Here a description of every folder and how I use them.

  • 2014: Is the year I created the project.  It is important to have your projects divided into yearly folders because a lot of marketing campaigns are annual and it is important to separate them from year to year.
  • 01 Retention Campaign:  This is the name of the project with the number prefix representing the month you created it.  Make sure your name is descriptive enough that you recognize it from other projects.  I know the last sentence was very obvious, but it is easier said than done.  If a project is an ongoing project and occurs monthly or quarterly, then you want to think about a name that easily changes with each version of the project as well as coinciding with the jargon that is used by your client.  Remember, you will be coming back to this project a few months or even years later when the marketing department sends you a request that sounds like "Can you recreate that list of customers you made for us in January?  It was for retaining our customers."  The prefix is important because people refer to projects by the date they occur and if you have a prefix that identifies the month it was created your life will be easier.  One note on the prefix, use 01, 02, 03, 04 instead of 1, 2, 3, 4 because this will sort your projects in chronological order.  A sorted list of 1, 2, 3, 4, 5, 6, 7, 8, 9, 10, 11, 12 can come out as 10, 1, 11, 12, 2, 3, 4 etc. in some versions of windows.
  • Code:  This is where you store your code.  It keeps it in a separate place so you can see all of your versions of code that occurred for the project.  When I name my code, I always give it a descriptive name and follow it with a suffix of the date it was last saved.  This a a good way to  maintain version control of your code.  It also ensures you don't overwrite earlier versions of your code.  The date should be in the format of YYYYMMDD to maintain chronological order when sorted.  So my code tends to be named like this "RetentionCampaign20140211.sas".  Now I know the code was last save on February 11, 2014 and if that is the most recent date, then I know it is the most recent version.

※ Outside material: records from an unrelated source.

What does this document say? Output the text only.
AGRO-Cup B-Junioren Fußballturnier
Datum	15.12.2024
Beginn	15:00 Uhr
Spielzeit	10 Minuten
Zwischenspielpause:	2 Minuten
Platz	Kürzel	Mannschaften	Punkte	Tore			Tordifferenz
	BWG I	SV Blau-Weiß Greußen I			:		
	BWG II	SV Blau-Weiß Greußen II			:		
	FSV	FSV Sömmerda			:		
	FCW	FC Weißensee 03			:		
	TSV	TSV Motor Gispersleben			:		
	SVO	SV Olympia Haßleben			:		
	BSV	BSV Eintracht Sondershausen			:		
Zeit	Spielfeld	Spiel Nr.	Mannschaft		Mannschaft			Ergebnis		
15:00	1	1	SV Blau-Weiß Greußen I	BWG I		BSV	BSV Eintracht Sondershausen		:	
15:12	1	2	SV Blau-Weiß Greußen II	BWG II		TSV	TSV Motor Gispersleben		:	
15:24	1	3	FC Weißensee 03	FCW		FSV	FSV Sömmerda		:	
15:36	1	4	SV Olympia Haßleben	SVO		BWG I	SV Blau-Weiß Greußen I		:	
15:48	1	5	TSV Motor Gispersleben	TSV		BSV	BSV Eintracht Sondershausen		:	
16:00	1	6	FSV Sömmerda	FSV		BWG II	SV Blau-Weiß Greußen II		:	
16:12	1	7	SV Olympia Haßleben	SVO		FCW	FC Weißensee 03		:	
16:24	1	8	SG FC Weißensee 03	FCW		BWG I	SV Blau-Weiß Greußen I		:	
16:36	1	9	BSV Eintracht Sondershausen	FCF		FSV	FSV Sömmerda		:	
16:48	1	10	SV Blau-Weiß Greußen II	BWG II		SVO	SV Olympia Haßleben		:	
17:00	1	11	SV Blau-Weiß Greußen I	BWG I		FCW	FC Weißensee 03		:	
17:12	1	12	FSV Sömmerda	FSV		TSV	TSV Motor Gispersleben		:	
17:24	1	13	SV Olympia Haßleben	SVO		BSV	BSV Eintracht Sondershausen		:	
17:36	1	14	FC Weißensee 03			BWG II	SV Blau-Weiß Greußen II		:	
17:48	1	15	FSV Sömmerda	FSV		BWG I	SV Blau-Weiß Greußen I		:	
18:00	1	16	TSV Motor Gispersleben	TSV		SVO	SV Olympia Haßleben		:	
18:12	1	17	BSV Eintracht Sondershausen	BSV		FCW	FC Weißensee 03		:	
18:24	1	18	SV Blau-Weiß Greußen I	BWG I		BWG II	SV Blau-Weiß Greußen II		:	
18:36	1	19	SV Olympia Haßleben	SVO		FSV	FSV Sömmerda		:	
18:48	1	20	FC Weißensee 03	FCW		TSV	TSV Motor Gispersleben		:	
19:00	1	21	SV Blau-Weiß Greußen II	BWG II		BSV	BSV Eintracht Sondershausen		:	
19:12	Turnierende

  • Data:  This is a place for all of the data that was inputted for the project.  For example if marketing gives you a list of customers that you need to input into SAS and manipulate, then store the data in this folder.  This is important because it separates the data from the output you are going to create and it keeps a record of exactly what marketing gave you, which may be important later on.
  • Output:  Store everything you send to marketing in output.  It is advisable to date stamp each file with a date suffix described in the Code section.  It is important to only store what was sent out in this folder.  Some projects require you to create many files before you get to your final file and that is why it is important to store only what was sent out, because months later marketing will come back and ask for the file you sent them.  If your Output folder is full of work files then it will be difficult to find exactly which one you sent.

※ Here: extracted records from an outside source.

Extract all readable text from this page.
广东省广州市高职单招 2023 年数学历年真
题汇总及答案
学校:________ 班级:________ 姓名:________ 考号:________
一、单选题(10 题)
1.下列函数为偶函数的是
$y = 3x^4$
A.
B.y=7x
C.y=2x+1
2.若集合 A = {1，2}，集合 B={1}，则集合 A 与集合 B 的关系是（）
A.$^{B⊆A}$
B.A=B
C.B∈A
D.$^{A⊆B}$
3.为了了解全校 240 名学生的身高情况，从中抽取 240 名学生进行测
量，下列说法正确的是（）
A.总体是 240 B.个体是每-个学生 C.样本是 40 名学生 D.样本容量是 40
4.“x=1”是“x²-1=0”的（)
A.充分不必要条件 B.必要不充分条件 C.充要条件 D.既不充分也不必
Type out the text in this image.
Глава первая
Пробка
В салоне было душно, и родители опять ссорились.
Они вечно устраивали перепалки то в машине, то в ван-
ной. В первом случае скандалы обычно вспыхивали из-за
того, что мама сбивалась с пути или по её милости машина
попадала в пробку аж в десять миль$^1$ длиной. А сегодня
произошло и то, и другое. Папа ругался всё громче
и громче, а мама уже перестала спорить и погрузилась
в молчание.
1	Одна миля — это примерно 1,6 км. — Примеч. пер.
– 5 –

  • Work:  This is where you store all of the files that you created during your project.  Think of it as that messy drawer in your kitchen that has no particular place.  Nobody will see these files so put whatever you want in here.  It is for your eyes only.  Dump everything in here and once you have created the final file you want then move it to the output folder.  Months later, when marketing asked for that file you created for them, you will be thankful you separated your work from your output.
If you keep to this basic organisation you should be able to find what you need months later when the file is required again for analysis.  I would love to hear how you organize your folders for projects and why you do it your way.